Yes, I know this is a big ask and feels daunting, but…
Worry more about what you eat than you do about your Gran
Admittedly, there are family links in Alzheimer’s disease, but they’re small, really small. Like 1% or so, according to Dr Stuart Lipton, and they’re significantly dependent on your lifestyle.
So for those of you without Alzheimer’s in the family, understand that this is no guarantee it won’t develop, especially if your lifestyle is questionable.
And if we’re talking about lifestyle, then it’s probably no surprise that diet must come into the conversation somewhere. But it probably is a surprise to realize to what extent diet is important.
Underneath the diet argument is insulin. The stuff of diabetes. As a rule, diabetics are more likely (two to three times) to develop Alzheimer’s. Weight, girth, and obesity are all risk factors for diabetes and, consequently, early risk factors for Alzheimer’s. Being unable to make insulin contributes to brain degeneration.
So strong are the connections between insulin and Alzheimer’s that, late last year, Dr Suzanne Craft and collaborators published the results of their pilot study into insulin treatment for Alzheimer’s, with extremely promising results.

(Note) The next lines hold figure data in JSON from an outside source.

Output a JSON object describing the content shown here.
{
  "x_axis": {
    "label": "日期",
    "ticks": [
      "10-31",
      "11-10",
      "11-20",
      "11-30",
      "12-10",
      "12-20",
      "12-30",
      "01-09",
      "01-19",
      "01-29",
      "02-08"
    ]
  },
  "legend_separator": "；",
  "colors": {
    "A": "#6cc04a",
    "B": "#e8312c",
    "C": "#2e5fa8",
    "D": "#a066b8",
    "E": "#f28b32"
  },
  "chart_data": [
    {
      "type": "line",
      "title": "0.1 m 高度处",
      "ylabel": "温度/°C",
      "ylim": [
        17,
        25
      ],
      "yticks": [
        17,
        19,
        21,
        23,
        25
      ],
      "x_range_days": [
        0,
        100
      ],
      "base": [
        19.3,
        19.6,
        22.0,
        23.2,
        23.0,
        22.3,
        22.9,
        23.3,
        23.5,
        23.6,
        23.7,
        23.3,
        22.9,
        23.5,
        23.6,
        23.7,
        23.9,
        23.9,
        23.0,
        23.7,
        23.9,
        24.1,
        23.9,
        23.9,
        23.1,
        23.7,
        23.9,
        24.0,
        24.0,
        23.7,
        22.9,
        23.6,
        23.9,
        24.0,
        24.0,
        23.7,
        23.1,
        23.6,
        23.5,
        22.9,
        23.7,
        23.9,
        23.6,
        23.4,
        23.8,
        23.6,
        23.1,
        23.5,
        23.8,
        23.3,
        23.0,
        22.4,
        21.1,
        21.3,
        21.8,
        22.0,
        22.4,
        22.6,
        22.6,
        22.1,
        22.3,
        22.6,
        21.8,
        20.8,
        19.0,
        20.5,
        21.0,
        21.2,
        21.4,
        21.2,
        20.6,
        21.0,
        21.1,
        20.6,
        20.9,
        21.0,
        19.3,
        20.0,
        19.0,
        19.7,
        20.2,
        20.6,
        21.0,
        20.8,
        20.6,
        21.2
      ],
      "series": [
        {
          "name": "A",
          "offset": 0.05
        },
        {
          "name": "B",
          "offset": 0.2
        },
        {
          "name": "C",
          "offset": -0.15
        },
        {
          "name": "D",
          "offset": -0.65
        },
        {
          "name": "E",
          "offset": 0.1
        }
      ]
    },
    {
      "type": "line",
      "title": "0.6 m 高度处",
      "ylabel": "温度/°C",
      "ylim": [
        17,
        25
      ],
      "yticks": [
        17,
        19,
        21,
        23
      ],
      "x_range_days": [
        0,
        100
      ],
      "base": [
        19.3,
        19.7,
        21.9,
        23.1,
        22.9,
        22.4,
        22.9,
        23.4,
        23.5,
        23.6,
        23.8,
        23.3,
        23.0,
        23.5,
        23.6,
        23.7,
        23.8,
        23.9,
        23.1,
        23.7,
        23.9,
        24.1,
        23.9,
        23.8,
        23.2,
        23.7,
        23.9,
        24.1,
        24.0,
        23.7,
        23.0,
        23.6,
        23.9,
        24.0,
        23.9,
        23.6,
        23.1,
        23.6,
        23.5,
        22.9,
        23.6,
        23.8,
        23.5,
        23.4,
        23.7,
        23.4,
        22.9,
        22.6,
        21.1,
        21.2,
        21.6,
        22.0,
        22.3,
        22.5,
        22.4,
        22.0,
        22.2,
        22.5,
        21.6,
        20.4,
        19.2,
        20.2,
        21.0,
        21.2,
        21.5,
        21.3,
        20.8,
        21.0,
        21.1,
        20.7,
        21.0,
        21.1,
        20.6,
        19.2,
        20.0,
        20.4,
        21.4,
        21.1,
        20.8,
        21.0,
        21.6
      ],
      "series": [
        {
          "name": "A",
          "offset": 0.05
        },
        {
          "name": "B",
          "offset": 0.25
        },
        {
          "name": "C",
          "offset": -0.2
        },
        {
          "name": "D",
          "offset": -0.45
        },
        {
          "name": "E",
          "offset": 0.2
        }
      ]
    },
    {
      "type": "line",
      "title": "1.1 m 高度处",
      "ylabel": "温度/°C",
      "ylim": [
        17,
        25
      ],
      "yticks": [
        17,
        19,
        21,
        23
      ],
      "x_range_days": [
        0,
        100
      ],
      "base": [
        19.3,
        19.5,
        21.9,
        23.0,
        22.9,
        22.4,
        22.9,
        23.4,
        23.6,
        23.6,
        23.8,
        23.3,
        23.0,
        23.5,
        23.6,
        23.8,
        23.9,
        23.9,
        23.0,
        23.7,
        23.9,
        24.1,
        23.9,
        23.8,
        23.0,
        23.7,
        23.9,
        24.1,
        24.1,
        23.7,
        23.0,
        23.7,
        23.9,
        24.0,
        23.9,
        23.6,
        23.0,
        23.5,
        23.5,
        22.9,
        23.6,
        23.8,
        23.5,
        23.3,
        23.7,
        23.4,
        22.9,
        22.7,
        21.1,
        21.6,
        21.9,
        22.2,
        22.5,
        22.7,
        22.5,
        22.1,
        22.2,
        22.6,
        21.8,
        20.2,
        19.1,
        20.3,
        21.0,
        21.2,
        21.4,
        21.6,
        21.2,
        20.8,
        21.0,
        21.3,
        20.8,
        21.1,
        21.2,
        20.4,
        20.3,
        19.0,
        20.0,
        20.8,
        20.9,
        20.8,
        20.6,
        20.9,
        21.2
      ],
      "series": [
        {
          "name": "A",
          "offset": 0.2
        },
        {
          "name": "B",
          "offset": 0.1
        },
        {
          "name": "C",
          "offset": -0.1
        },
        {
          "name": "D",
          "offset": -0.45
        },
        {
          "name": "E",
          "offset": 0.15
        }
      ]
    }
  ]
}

So as not to interfere with blood insulin or glucose levels, the insulin was administered with a quick nasal spray. It’s easily and quickly done, and easily and quickly absorbed into the brain.
We’re not to get carried away with potential treatments, of course, but the point remains that insulin is a key player in the dementia game.
And the flip side of the memory coin
Along with stopping the negative goes enhancing the positive, so just as we need to reduce foods that lead to diabetes, we need to increase some others. Again, not to suggest a magic bullet solution here, but foods rich in choline have been shown to improve memory.
You’ll find choline in fish (saltwater), meat, eggs, liver (especially liver) and some legumes such as kidney beans and soy beans, as reported in the American Journal of Clinical Nutrition.
Choline is interesting because the body makes choline into acetylcholine. This is a common, versatile chemical that you’ll find in a number of places in your body, including the brain, where its effects are noticed in attention and memory. Lack of acetylcholine is tied to Alzheimer’s disease.
So here’s the take home bit
Learn an instrument, and make your kids and grandkids do it too.
Eat a low-carb, high protein diet with brightly colored vegetables. They should still be brightly colored after you’ve cooked them, too.
In addition to feeling better anyway, you’ll help improve your memory and attention, and help stave off the risk of Alzheimer’s.
If only my Gran had known. Better tell Dad.